IATA reports record profits for Airlines Worldwide

IATA said yesterday that 47 major airlines worldwide reported a cumulative $3.9 billion net profit for the second quarter, reversed from a $900 million net loss in the prior-year period.

North American airlines earned $1.74 billion in the quarter to lead the world's regions, turned around from a $514 million deficit in the three months ended June 30, 2009, the organization said in its latest "Airlines Financial Monitor." Asia/Pacific carriers followed with a $1.16 billion second-quarter profit, rebounding from a $322 million loss last year. European carriers posted a $1.02 billion profit for the period, but IATA noted that figure was boosted by $1.27 million in asset sales gains primarily by Air France KLM related to the sale of holdings in Amadeus.
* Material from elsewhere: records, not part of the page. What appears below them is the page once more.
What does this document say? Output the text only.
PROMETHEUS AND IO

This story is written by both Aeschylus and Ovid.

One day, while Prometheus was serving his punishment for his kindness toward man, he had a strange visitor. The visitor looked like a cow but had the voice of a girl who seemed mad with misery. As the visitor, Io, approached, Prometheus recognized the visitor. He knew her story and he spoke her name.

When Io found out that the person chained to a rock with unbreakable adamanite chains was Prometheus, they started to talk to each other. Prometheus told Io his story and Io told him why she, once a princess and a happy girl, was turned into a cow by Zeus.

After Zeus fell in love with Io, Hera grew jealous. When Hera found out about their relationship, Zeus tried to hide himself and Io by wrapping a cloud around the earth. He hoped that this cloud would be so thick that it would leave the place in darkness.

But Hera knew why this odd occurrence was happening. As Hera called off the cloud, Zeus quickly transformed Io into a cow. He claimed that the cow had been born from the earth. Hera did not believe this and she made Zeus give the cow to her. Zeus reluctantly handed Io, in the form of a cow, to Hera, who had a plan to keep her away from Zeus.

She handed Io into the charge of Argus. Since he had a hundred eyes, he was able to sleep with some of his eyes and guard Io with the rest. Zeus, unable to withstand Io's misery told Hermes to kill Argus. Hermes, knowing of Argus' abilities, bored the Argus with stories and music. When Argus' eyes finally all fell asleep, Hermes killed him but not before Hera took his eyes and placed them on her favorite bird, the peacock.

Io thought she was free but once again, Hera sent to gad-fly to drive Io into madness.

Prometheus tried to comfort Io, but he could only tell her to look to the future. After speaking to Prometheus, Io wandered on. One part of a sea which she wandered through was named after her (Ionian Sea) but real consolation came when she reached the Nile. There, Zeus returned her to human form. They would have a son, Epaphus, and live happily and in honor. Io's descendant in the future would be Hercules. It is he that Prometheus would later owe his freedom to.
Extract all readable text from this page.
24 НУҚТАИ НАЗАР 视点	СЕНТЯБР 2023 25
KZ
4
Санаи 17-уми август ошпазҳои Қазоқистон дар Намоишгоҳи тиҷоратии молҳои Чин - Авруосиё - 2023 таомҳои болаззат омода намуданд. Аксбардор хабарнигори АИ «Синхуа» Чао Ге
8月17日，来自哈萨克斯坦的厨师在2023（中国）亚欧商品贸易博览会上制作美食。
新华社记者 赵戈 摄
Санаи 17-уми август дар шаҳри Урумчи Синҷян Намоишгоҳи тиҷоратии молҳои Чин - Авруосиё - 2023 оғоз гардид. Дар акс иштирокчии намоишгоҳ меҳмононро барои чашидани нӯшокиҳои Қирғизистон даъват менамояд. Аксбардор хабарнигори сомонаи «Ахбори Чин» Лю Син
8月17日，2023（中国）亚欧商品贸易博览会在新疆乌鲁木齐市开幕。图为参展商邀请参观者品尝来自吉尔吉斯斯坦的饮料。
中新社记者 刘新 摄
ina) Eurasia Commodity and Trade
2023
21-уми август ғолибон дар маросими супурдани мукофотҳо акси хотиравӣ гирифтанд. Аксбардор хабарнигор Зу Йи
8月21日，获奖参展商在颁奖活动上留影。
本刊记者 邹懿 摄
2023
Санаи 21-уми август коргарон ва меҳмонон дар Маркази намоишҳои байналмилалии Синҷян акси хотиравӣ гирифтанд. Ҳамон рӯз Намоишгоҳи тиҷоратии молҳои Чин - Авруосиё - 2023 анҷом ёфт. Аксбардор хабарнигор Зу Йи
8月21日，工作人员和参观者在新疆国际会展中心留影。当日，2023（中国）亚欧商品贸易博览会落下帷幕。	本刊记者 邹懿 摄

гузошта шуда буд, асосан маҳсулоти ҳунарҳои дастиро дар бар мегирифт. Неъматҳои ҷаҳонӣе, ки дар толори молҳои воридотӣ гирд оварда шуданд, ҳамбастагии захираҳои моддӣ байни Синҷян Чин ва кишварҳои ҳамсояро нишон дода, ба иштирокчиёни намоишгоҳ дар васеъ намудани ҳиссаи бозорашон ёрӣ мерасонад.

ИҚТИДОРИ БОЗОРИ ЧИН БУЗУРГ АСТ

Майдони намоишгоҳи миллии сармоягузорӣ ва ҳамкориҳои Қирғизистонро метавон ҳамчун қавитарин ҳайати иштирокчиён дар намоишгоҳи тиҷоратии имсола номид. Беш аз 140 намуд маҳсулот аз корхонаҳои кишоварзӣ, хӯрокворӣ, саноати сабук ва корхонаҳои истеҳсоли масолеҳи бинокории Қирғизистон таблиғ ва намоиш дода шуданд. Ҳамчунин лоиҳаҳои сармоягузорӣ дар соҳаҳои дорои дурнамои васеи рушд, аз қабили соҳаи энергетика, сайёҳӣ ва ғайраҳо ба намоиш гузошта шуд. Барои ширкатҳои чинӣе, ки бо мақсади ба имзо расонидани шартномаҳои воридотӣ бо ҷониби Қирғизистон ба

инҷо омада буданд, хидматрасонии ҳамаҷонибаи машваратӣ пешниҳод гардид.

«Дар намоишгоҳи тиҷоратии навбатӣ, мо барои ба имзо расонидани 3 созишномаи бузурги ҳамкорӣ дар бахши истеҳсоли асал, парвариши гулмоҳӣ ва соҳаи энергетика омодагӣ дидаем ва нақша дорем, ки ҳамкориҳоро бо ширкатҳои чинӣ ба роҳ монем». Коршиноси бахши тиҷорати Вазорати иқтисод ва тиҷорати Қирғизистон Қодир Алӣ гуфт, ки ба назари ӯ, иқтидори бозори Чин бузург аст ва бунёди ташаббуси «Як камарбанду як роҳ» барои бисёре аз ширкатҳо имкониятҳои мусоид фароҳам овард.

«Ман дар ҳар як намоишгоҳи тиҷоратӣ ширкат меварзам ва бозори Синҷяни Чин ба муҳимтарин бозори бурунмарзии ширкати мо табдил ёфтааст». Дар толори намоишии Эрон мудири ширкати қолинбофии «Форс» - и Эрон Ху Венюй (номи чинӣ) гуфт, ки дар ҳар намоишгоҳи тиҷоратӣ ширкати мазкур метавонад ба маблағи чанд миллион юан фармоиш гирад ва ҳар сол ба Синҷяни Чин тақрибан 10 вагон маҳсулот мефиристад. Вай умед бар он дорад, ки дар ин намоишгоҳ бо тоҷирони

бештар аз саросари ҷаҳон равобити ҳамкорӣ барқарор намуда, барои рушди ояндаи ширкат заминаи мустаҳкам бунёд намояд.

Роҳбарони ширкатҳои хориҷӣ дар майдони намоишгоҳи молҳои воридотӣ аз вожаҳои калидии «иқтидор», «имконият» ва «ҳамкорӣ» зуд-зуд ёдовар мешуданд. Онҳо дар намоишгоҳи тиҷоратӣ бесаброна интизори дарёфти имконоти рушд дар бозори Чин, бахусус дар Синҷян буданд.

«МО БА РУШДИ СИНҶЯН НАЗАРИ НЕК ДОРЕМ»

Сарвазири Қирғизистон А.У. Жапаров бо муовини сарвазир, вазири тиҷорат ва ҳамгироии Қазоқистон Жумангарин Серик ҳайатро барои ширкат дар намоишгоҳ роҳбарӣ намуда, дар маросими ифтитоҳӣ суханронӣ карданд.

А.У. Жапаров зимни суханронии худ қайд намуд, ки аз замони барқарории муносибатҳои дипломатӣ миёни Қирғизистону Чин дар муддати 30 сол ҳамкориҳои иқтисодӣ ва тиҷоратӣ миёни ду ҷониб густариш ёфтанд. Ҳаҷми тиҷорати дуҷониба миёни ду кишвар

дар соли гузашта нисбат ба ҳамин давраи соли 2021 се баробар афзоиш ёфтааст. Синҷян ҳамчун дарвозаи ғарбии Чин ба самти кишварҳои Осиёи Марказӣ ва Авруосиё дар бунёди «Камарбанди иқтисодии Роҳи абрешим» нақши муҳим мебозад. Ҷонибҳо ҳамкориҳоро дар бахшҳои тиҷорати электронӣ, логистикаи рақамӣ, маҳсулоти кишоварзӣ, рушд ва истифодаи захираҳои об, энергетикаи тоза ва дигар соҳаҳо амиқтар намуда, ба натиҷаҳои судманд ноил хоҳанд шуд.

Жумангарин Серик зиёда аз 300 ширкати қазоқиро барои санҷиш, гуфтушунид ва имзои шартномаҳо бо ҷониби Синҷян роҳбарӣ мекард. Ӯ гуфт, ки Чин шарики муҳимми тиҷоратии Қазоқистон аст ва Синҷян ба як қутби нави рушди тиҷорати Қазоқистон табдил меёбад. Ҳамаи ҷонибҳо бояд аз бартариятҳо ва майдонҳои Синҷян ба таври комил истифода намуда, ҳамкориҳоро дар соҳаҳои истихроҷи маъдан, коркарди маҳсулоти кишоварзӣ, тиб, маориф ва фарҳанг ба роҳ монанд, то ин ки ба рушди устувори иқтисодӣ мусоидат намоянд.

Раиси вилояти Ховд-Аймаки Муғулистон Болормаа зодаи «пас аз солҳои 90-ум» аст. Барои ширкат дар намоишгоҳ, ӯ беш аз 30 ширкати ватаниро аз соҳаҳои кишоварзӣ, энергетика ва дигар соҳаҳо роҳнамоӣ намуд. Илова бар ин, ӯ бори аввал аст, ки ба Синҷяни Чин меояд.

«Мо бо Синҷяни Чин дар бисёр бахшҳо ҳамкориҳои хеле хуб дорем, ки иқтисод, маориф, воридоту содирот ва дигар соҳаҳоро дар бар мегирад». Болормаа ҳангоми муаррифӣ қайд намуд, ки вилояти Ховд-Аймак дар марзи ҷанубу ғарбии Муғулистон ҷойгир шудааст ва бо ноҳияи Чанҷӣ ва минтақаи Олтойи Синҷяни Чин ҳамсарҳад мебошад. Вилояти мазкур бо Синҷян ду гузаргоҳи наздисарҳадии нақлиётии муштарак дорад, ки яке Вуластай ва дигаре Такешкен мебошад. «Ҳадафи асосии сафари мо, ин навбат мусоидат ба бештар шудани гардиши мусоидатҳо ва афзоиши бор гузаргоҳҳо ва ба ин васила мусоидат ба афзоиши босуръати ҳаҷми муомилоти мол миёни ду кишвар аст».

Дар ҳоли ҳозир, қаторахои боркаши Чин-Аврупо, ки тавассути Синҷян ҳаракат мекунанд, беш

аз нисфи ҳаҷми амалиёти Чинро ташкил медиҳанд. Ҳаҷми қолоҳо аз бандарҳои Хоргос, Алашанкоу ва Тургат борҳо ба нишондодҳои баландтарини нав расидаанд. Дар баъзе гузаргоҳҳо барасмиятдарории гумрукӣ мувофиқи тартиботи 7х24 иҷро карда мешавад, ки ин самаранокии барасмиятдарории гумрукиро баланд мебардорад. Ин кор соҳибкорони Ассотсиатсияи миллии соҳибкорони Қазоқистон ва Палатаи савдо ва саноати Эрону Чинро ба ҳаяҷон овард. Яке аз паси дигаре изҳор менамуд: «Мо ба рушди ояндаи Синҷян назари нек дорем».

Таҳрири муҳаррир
Without the Amadeus stake sale, "there would have been further losses" in Europe, IATA said. Europe's airlines lost $548 million in last year's second quarter. Latin American airlines reported a $36 million net loss for the 2010 second quarter, reversed from a $509 million profit in the prior-year period.

IATA noted jet fuel markets have been "unusually tranquil" over the past 12 months, with a "flat trend" of $76/barrel oil prices and $87/barrel jet fuel prices largely remaining steady. "Forward curves and most forecasts suggest relatively little change [in fuel prices] in the next year, but the long-term trend remains upward," the organization said.

It pointed out capacity is starting to return to both passenger and airfreight markets. "Lots of new aircraft have been ordered at recent air shows and aircraft are being taken out of storage," it said. "There is a threat of excess capacity. However, published schedules suggest capacity growth will remain in line with demand."

While load factors remain high, IATA asserted that "adjusted for seasonality it becomes clear that passenger load factors peaked in February. Since then, capacity grew by a slightly faster pace than demand." But it noted, "Threats of excess capacity appear less evident in the freight sector than in the passenger business."

The organization said passenger fares have not rebounded in line with volume, which has returned to pre-recession levels. Economy fares on average are 5% below early 2008 peaks while premium fares "remain some 20% below pre-recession highs," it noted, adding that "stabilizing load factors…are slowing the recent rise in fares."